59. The decoration outside Barons Court
Autumn seems to suit Barons Court. I’ve been here at other times of the year and felt the station’s exterior looked a bit leaden and grubby, or too bland and sterile. But the soft light and sharp contrasts that you get on a sunny autumn afternoon flatter the place incredibly. The beauty of all the tiny details on the station’s rather intimidating walls is deepened, and the splendour of the building’s design is served up to you in generous, mellow-toned slices.
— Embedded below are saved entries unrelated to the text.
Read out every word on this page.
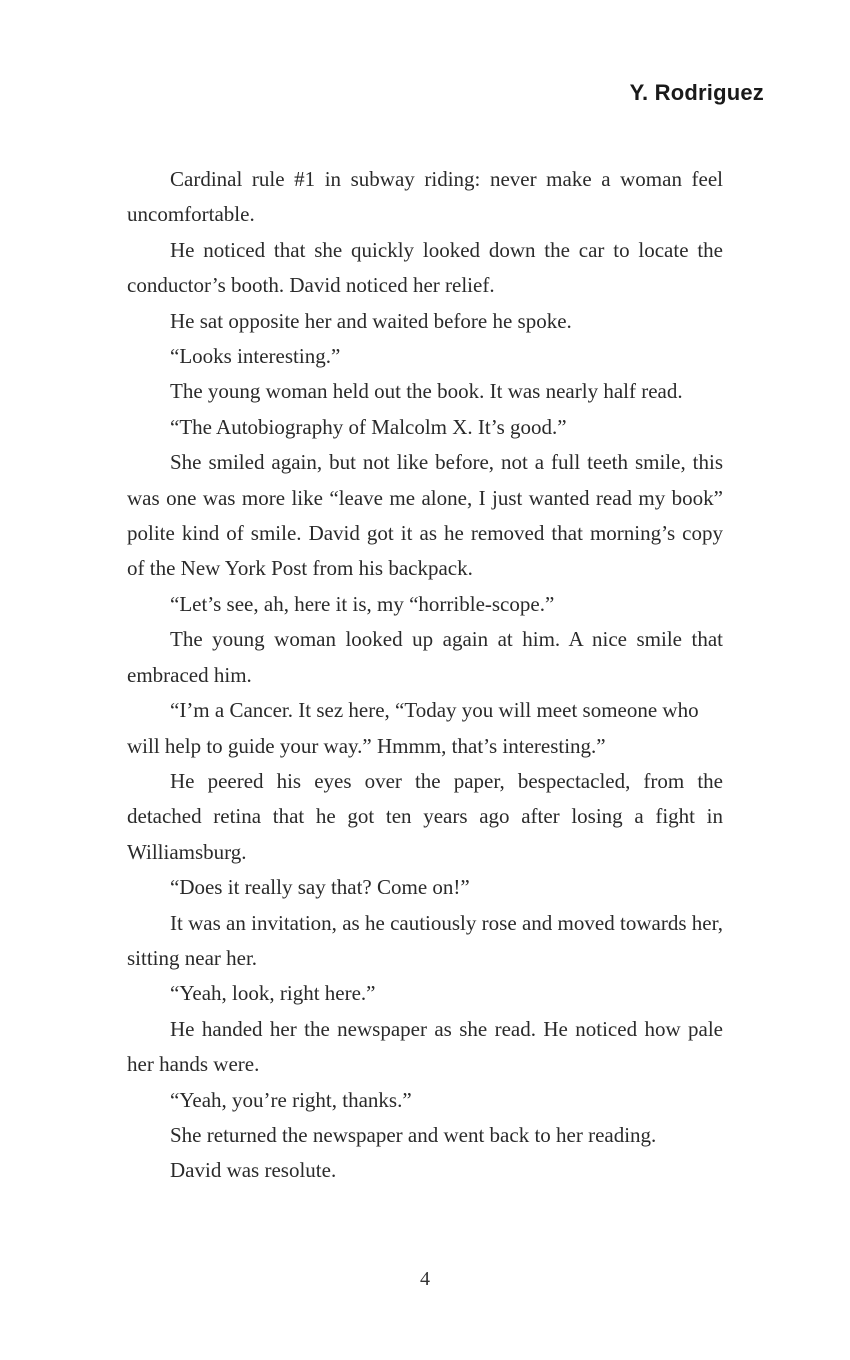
Y. Rodriguez

Cardinal rule #1 in subway riding: never make a woman feel uncomfortable.

He noticed that she quickly looked down the car to locate the conductor’s booth. David noticed her relief.

He sat opposite her and waited before he spoke.

“Looks interesting.”

The young woman held out the book. It was nearly half read.

“The Autobiography of Malcolm X. It’s good.”

She smiled again, but not like before, not a full teeth smile, this was one was more like “leave me alone, I just wanted read my book” polite kind of smile. David got it as he removed that morning’s copy of the New York Post from his backpack.

“Let’s see, ah, here it is, my “horrible-scope.”

The young woman looked up again at him. A nice smile that embraced him.

“I’m a Cancer. It sez here, “Today you will meet someone who will help to guide your way.” Hmmm, that’s interesting.”

He peered his eyes over the paper, bespectacled, from the detached retina that he got ten years ago after losing a fight in Williamsburg.

“Does it really say that? Come on!”

It was an invitation, as he cautiously rose and moved towards her, sitting near her.

“Yeah, look, right here.”

He handed her the newspaper as she read. He noticed how pale her hands were.

“Yeah, you’re right, thanks.”

She returned the newspaper and went back to her reading.

David was resolute.

4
Perhaps you need a particular kind of sunlight to pick out the care that has gone into the lettering on the station’s signage. Maybe the colour of the brickwork only comes into its own when shot through the prism of a bright October rather than a blistering July or dank December. Or perhaps it’s just that the building’s subtle hues sit best among the equally understated atmosphere that percolates right through this most gentle of seasons.
The effect is evident in the decoration both on the station’s front, and on – ahem – Barons’ green back. Good grief!
It’s all Grade II listed and was all the work of architect Harry Ford. It is stylish, and it is lovely, but it isn’t, as writer Mark Mason contests, “the most beautiful station not just on the London Underground, but in any world you, I or anyone else could possibly imagine.” Oh no. That honour lies elsewhere, with a station I’ve already celebrated here, and to which I’ll return again.
You will enjoy the pictures in the Guardian today: http://www.guardian.co.uk/books/gallery/2012/oct/23/london-underground-tube-gallery
The ticket office is also delightful, with the now-defunct ticket windows, and beautiful green tiling.